Due to the critical nature of most LRS functions, redundancy was heavily considered during the design and development phase. However, an issue with the redundancy architecture was identified after the subsystem completed certification. The root cause of the problem was that the redundancy and failure analysis for LRS was incomplete. The analysis reviewed how LRS interfaced with the end items such as umbilical release mechanisms and safe and arm devices but did not consider all potential failure scenarios of other subsystems that interface with LRS.
During the design and development phase, a complete end-to-end evaluation and analysis of redundancy and potential failure scenarios should be performed. The analysis should not be limited to only the subsystem under review but should also account for all interfacing subsystems.
NASA Kennedy Space Center Launch Release Subsystem Lead Engineer Damion Lucas on the importance of this lesson learned:
As designers, we always want to make sure that we have redundancy, not only to meet our requirements, but to ensure crew safety and mission success.

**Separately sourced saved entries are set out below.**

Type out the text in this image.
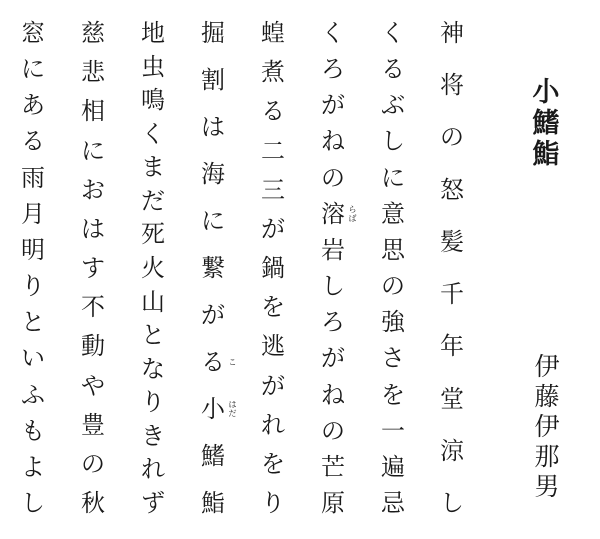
小
鰭
鮨
伊
藤
伊
那
男
神
将
の
怒
髪
千
年
堂
涼
し
く
る
ぶ
し
に
意
思
の
強
さ
を
一
遍
忌
く
ろ
が
ね
の
溶
岩
し
ろ
が
ね
の
芒
原
ら
ば
蝗
煮
る
二
三
が
鍋
を
逃
が
れ
を
り
掘
割
は
海
に
繋
が
る
小
鰭
鮨
こ
は
だ
地
虫
鳴
く
ま
だ
死
火
山
と
な
り
き
れ
ず
慈
悲
相
に
お
は
す
不
動
や
豊
の
秋
窓
に
あ
る
雨
月
明
り
と
い
ふ
も
よ
し
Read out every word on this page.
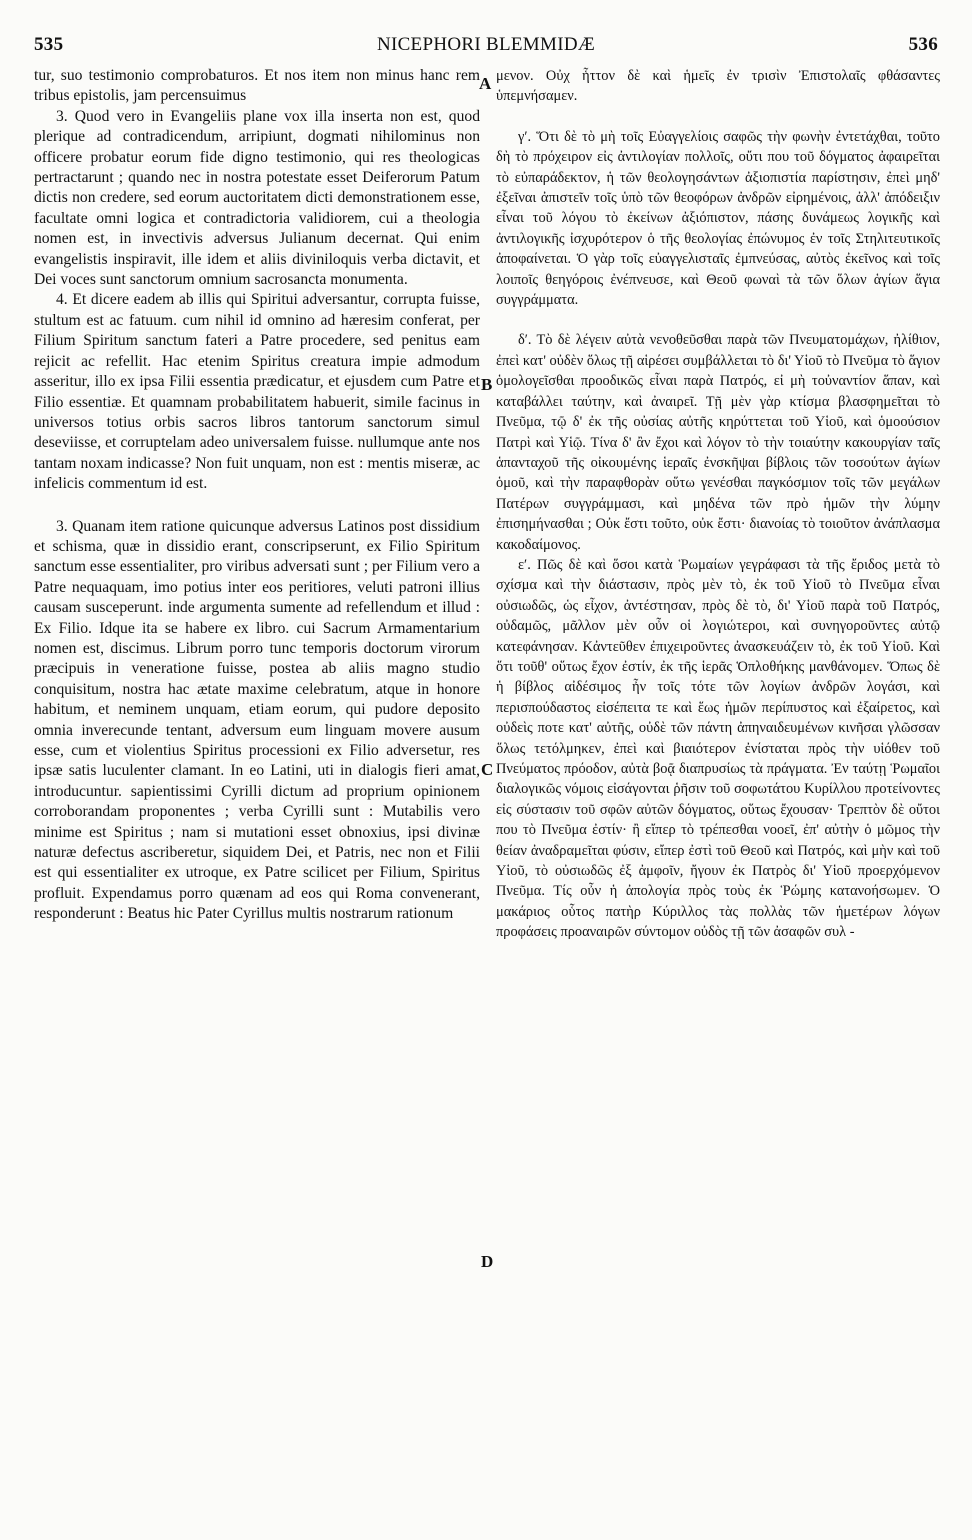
535	NICEPHORI BLEMMIDÆ	536
A
B
C
D

tur, suo testimonio comprobaturos. Et nos item non minus hanc rem tribus epistolis, jam percensuimus

3. Quod vero in Evangeliis plane vox illa inserta non est, quod plerique ad contradicendum, arripiunt, dogmati nihilominus non officere probatur eorum fide digno testimonio, qui res theologicas pertractarunt ; quando nec in nostra potestate esset Deiferorum Patum dictis non credere, sed eorum auctoritatem dicti demonstrationem esse, facultate omni logica et contradictoria validiorem, cui a theologia nomen est, in invectivis adversus Julianum decernat. Qui enim evangelistis inspiravit, ille idem et aliis diviniloquis verba dictavit, et Dei voces sunt sanctorum omnium sacrosancta monumenta.

4. Et dicere eadem ab illis qui Spiritui adversantur, corrupta fuisse, stultum est ac fatuum. cum nihil id omnino ad hæresim conferat, per Filium Spiritum sanctum fateri a Patre procedere, sed penitus eam rejicit ac refellit. Hac etenim Spiritus creatura impie admodum asseritur, illo ex ipsa Filii essentia prædicatur, et ejusdem cum Patre et Filio essentiæ. Et quamnam probabilitatem habuerit, simile facinus in universos totius orbis sacros libros tantorum sanctorum simul deseviisse, et corruptelam adeo universalem fuisse. nullumque ante nos tantam noxam indicasse? Non fuit unquam, non est : mentis miseræ, ac infelicis commentum id est.

3. Quanam item ratione quicunque adversus Latinos post dissidium et schisma, quæ in dissidio erant, conscripserunt, ex Filio Spiritum sanctum esse essentialiter, pro viribus adversati sunt ; per Filium vero a Patre nequaquam, imo potius inter eos peritiores, veluti patroni illius causam susceperunt. inde argumenta sumente ad refellendum et illud : Ex Filio. Idque ita se habere ex libro. cui Sacrum Armamentarium nomen est, discimus. Librum porro tunc temporis doctorum virorum præcipuis in veneratione fuisse, postea ab aliis magno studio conquisitum, nostra hac ætate maxime celebratum, atque in honore habitum, et neminem unquam, etiam eorum, qui pudore deposito omnia inverecunde tentant, adversum eum linguam movere ausum esse, cum et violentius Spiritus processioni ex Filio adversetur, res ipsæ satis luculenter clamant. In eo Latini, uti in dialogis fieri amat, introducuntur. sapientissimi Cyrilli dictum ad proprium opinionem corroborandam proponentes ; verba Cyrilli sunt : Mutabilis vero minime est Spiritus ; nam si mutationi esset obnoxius, ipsi divinæ naturæ defectus ascriberetur, siquidem Dei, et Patris, nec non et Filii est qui essentialiter ex utroque, ex Patre scilicet per Filium, Spiritus profluit. Expendamus porro quænam ad eos qui Roma convenerant, responderunt : Beatus hic Pater Cyrillus multis nostrarum rationum

μενον. Οὐχ ἧττον δὲ καὶ ἡμεῖς ἐν τρισὶν Ἐπιστολαῖς φθάσαντες ὑπεμνήσαμεν.

γʹ. Ὅτι δὲ τὸ μὴ τοῖς Εὐαγγελίοις σαφῶς τὴν φωνὴν ἐντετάχθαι, τοῦτο δὴ τὸ πρόχειρον εἰς ἀντιλογίαν πολλοῖς, οὔτι που τοῦ δόγματος ἀφαιρεῖται τὸ εὐπαράδεκτον, ἡ τῶν θεολογησάντων ἀξιοπιστία παρίστησιν, ἐπεὶ μηδ' ἐξεῖναι ἀπιστεῖν τοῖς ὑπὸ τῶν θεοφόρων ἀνδρῶν εἰρημένοις, ἀλλ' ἀπόδειξιν εἶναι τοῦ λόγου τὸ ἐκείνων ἀξιόπιστον, πάσης δυνάμεως λογικῆς καὶ ἀντιλογικῆς ἰσχυρότερον ὁ τῆς θεολογίας ἐπώνυμος ἐν τοῖς Στηλιτευτικοῖς ἀποφαίνεται. Ὁ γὰρ τοῖς εὐαγγελισταῖς ἐμπνεύσας, αὐτὸς ἐκεῖνος καὶ τοῖς λοιποῖς θεηγόροις ἐνέπνευσε, καὶ Θεοῦ φωναὶ τὰ τῶν ὅλων ἁγίων ἅγια συγγράμματα.

δʹ. Τὸ δὲ λέγειν αὐτὰ νενοθεῦσθαι παρὰ τῶν Πνευματομάχων, ἠλίθιον, ἐπεὶ κατ' οὐδὲν ὅλως τῇ αἱρέσει συμβάλλεται τὸ δι' Υἱοῦ τὸ Πνεῦμα τὸ ἅγιον ὁμολογεῖσθαι προοδικῶς εἶναι παρὰ Πατρός, εἰ μὴ τοὐναντίον ἅπαν, καὶ καταβάλλει ταύτην, καὶ ἀναιρεῖ. Τῇ μὲν γὰρ κτίσμα βλασφημεῖται τὸ Πνεῦμα, τῷ δ' ἐκ τῆς οὐσίας αὐτῆς κηρύττεται τοῦ Υἱοῦ, καὶ ὁμοούσιον Πατρὶ καὶ Υἱῷ. Τίνα δ' ἂν ἔχοι καὶ λόγον τὸ τὴν τοιαύτην κακουργίαν ταῖς ἁπανταχοῦ τῆς οἰκουμένης ἱεραῖς ἐνσκῆψαι βίβλοις τῶν τοσούτων ἁγίων ὁμοῦ, καὶ τὴν παραφθορὰν οὕτω γενέσθαι παγκόσμιον τοῖς τῶν μεγάλων Πατέρων συγγράμμασι, καὶ μηδένα τῶν πρὸ ἡμῶν τὴν λύμην ἐπισημήνασθαι ; Οὐκ ἔστι τοῦτο, οὐκ ἔστι· διανοίας τὸ τοιοῦτον ἀνάπλασμα κακοδαίμονος.

εʹ. Πῶς δὲ καὶ ὅσοι κατὰ Ῥωμαίων γεγράφασι τὰ τῆς ἔριδος μετὰ τὸ σχίσμα καὶ τὴν διάστασιν, πρὸς μὲν τὸ, ἐκ τοῦ Υἱοῦ τὸ Πνεῦμα εἶναι οὐσιωδῶς, ὡς εἶχον, ἀντέστησαν, πρὸς δὲ τὸ, δι' Υἱοῦ παρὰ τοῦ Πατρός, οὐδαμῶς, μᾶλλον μὲν οὖν οἱ λογιώτεροι, καὶ συνηγοροῦντες αὐτῷ κατεφάνησαν. Κἀντεῦθεν ἐπιχειροῦντες ἀνασκευάζειν τὸ, ἐκ τοῦ Υἱοῦ. Καὶ ὅτι τοῦθ' οὕτως ἔχον ἐστίν, ἐκ τῆς ἱερᾶς Ὁπλοθήκης μανθάνομεν. Ὅπως δὲ ἡ βίβλος αἰδέσιμος ἦν τοῖς τότε τῶν λογίων ἀνδρῶν λογάσι, καὶ περισπούδαστος εἰσέπειτα τε καὶ ἕως ἡμῶν περίπυστος καὶ ἐξαίρετος, καὶ οὐδεὶς ποτε κατ' αὐτῆς, οὐδὲ τῶν πάντη ἀπηναιδευμένων κινῆσαι γλῶσσαν ὅλως τετόλμηκεν, ἐπεὶ καὶ βιαιότερον ἐνίσταται πρὸς τὴν υἱόθεν τοῦ Πνεύματος πρόοδον, αὐτὰ βοᾷ διαπρυσίως τὰ πράγματα. Ἐν ταύτῃ Ῥωμαῖοι διαλογικῶς νόμοις εἰσάγονται ῥῆσιν τοῦ σοφωτάτου Κυρίλλου προτείνοντες εἰς σύστασιν τοῦ σφῶν αὐτῶν δόγματος, οὕτως ἔχουσαν· Τρεπτὸν δὲ οὔτοι που τὸ Πνεῦμα ἐστίν· ἢ εἴπερ τὸ τρέπεσθαι νοοεῖ, ἐπ' αὐτὴν ὁ μῶμος τὴν θείαν ἀναδραμεῖται φύσιν, εἴπερ ἐστὶ τοῦ Θεοῦ καὶ Πατρός, καὶ μὴν καὶ τοῦ Υἱοῦ, τὸ οὐσιωδῶς ἐξ ἀμφοῖν, ἤγουν ἐκ Πατρὸς δι' Υἱοῦ προερχόμενον Πνεῦμα. Τίς οὖν ἡ ἀπολογία πρὸς τοὺς ἐκ Ῥώμης κατανοήσωμεν. Ὁ μακάριος οὗτος πατὴρ Κύριλλος τὰς πολλὰς τῶν ἡμετέρων λόγων προφάσεις προαναιρῶν σύντομον οὐδὸς τῇ τῶν ἀσαφῶν συλ -
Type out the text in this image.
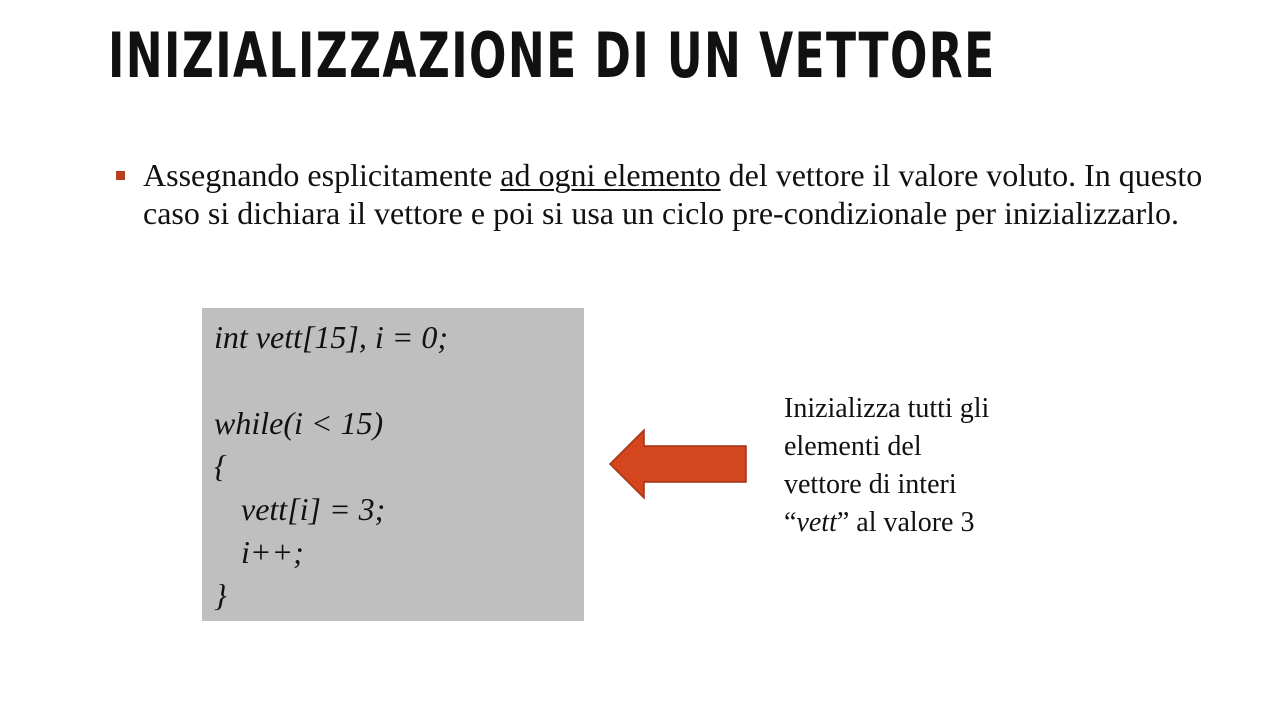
INIZIALIZZAZIONE DI UN VETTORE

Assegnando esplicitamente ad ogni elemento del vettore il valore voluto. In questo caso si dichiara il vettore e poi si usa un ciclo pre-condizionale per inizializzarlo.

int vett[15], i = 0;
while(i < 15)
{
vett[i] = 3;
i++;
}

Inizializza tutti gli

elementi del

vettore di interi

“vett” al valore 3
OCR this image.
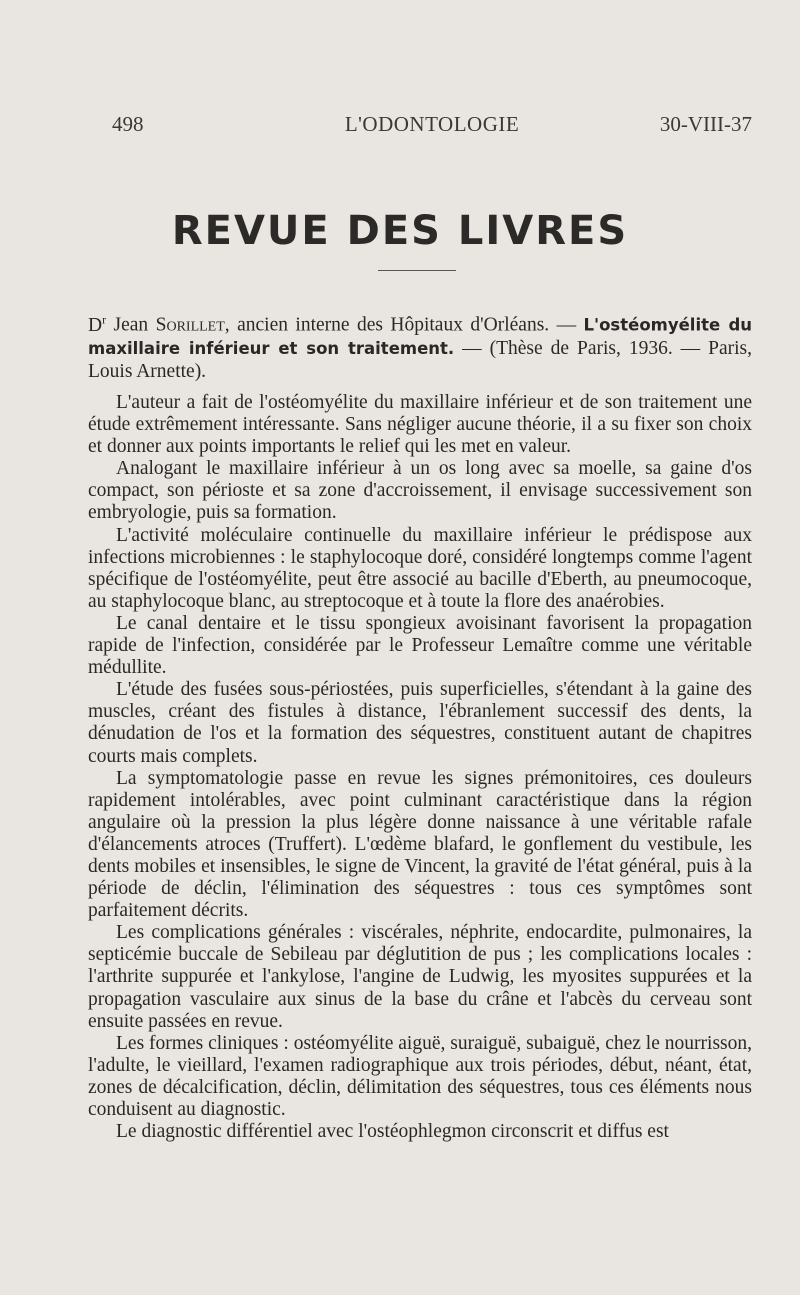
498	L'ODONTOLOGIE	30-VIII-37
REVUE DES LIVRES
$D^r$ Jean Sorillet, ancien interne des Hôpitaux d'Orléans. — L'ostéomyélite du maxillaire inférieur et son traitement. — (Thèse de Paris, 1936. — Paris, Louis Arnette).

L'auteur a fait de l'ostéomyélite du maxillaire inférieur et de son traitement une étude extrêmement intéressante. Sans négliger aucune théorie, il a su fixer son choix et donner aux points importants le relief qui les met en valeur.

Analogant le maxillaire inférieur à un os long avec sa moelle, sa gaine d'os compact, son périoste et sa zone d'accroissement, il envisage successivement son embryologie, puis sa formation.

L'activité moléculaire continuelle du maxillaire inférieur le prédispose aux infections microbiennes : le staphylocoque doré, considéré longtemps comme l'agent spécifique de l'ostéomyélite, peut être associé au bacille d'Eberth, au pneumocoque, au staphylocoque blanc, au streptocoque et à toute la flore des anaérobies.

Le canal dentaire et le tissu spongieux avoisinant favorisent la propagation rapide de l'infection, considérée par le Professeur Lemaître comme une véritable médullite.

L'étude des fusées sous-périostées, puis superficielles, s'étendant à la gaine des muscles, créant des fistules à distance, l'ébranlement successif des dents, la dénudation de l'os et la formation des séquestres, constituent autant de chapitres courts mais complets.

La symptomatologie passe en revue les signes prémonitoires, ces douleurs rapidement intolérables, avec point culminant caractéristique dans la région angulaire où la pression la plus légère donne naissance à une véritable rafale d'élancements atroces (Truffert). L'œdème blafard, le gonflement du vestibule, les dents mobiles et insensibles, le signe de Vincent, la gravité de l'état général, puis à la période de déclin, l'élimination des séquestres : tous ces symptômes sont parfaitement décrits.

Les complications générales : viscérales, néphrite, endocardite, pulmonaires, la septicémie buccale de Sebileau par déglutition de pus ; les complications locales : l'arthrite suppurée et l'ankylose, l'angine de Ludwig, les myosites suppurées et la propagation vasculaire aux sinus de la base du crâne et l'abcès du cerveau sont ensuite passées en revue.

Les formes cliniques : ostéomyélite aiguë, suraiguë, subaiguë, chez le nourrisson, l'adulte, le vieillard, l'examen radiographique aux trois périodes, début, néant, état, zones de décalcification, déclin, délimitation des séquestres, tous ces éléments nous conduisent au diagnostic.

Le diagnostic différentiel avec l'ostéophlegmon circonscrit et diffus est
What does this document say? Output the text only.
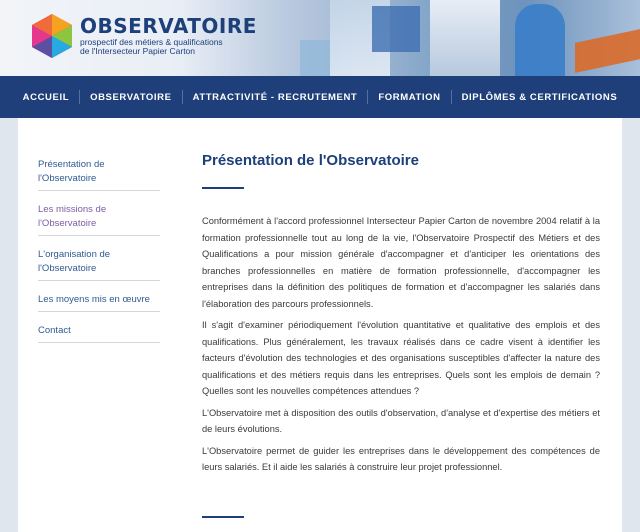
OBSERVATOIRE
prospectif des métiers & qualifications de l'Intersecteur Papier Carton
ACCUEIL	OBSERVATOIRE	ATTRACTIVITÉ - RECRUTEMENT	FORMATION	DIPLÔMES & CERTIFICATIONS
Présentation de l'Observatoire
Les missions de l'Observatoire
L'organisation de l'Observatoire
Les moyens mis en œuvre
Contact
Présentation de l'Observatoire

Conformément à l'accord professionnel Intersecteur Papier Carton de novembre 2004 relatif à la formation professionnelle tout au long de la vie, l'Observatoire Prospectif des Métiers et des Qualifications a pour mission générale d'accompagner et d'anticiper les orientations des branches professionnelles en matière de formation professionnelle, d'accompagner les entreprises dans la définition des politiques de formation et d'accompagner les salariés dans l'élaboration des parcours professionnels.

Il s'agit d'examiner périodiquement l'évolution quantitative et qualitative des emplois et des qualifications. Plus généralement, les travaux réalisés dans ce cadre visent à identifier les facteurs d'évolution des technologies et des organisations susceptibles d'affecter la nature des qualifications et des métiers requis dans les entreprises. Quels sont les emplois de demain ? Quelles sont les nouvelles compétences attendues ?

L'Observatoire met à disposition des outils d'observation, d'analyse et d'expertise des métiers et de leurs évolutions.

L'Observatoire permet de guider les entreprises dans le développement des compétences de leurs salariés. Et il aide les salariés à construire leur projet professionnel.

It’s essentially a given when you’re designing systems, especially critical ones like the Launch Release System, that you look at redundancy end-to-end. The LRS team has always been very particular about that, to the point that it seems like we’re almost over-redundant in some cases. We have two or three layers of redundancy instead of just a single layer for many of our circuits.
While the LRS design team successfully completed Verification and Validation testing and Design Certification Review with no issues, a fault in the overall integrated system was later identified when another system was performing dry run testing. The system had an unrelated hardware failure and the team saw some data that didn’t seem right. They made the LRS team aware, and we went back and looked closely at how all the subsystems interface with LRS and identified the cause. It turned out that we didn’t pay attention to the details of what the Kennedy Ground Control Subsystem (KGCS) did with those redundant paths inside their system. So basically, we had redundancy in our subsystem, and then when integrated with KGCS, it swapped things around so that the redundancy was essentially undone.
We tested redundancy at the subsystem level, but we didn’t test out to the interfacing subsystems. We tested for fault tolerance (redundancy) within LRS by shutting redundant functions off within our own subsystem and verifying system performance. We didn’t go back into the other subsystem during integrated testing to shut off redundant functions to see how the overall end-to-end system responded. While we performed some integrated tests, redundancy testing at this level was not one of them.
As stated earlier, the LRS team was extremely diligent in meeting all its design requirements and especially redundancies and found it difficult to believe that this was missed. It’s been ingrained in our heads to verify redundancy throughout the various design milestones. We want to get this information out to others to help them avoid a similar situation.
I think the major takeaway here is to be aware of this during design and development and to perform as much testing as you can and try to account for all those scenarios during testing — not only within your subsystem, but also including the overall integrated system as well. The cost associated with this level of testing will more than pay for itself when compared to redesign costs and testing when identified later during operations or, more concerning, during the launch countdown processing or in flight. When you’re looking at your design, it’s important to not limit your scope by focusing where other systems interface with your design but to go and look at how those other systems complement your design because they’re pieces of the puzzle.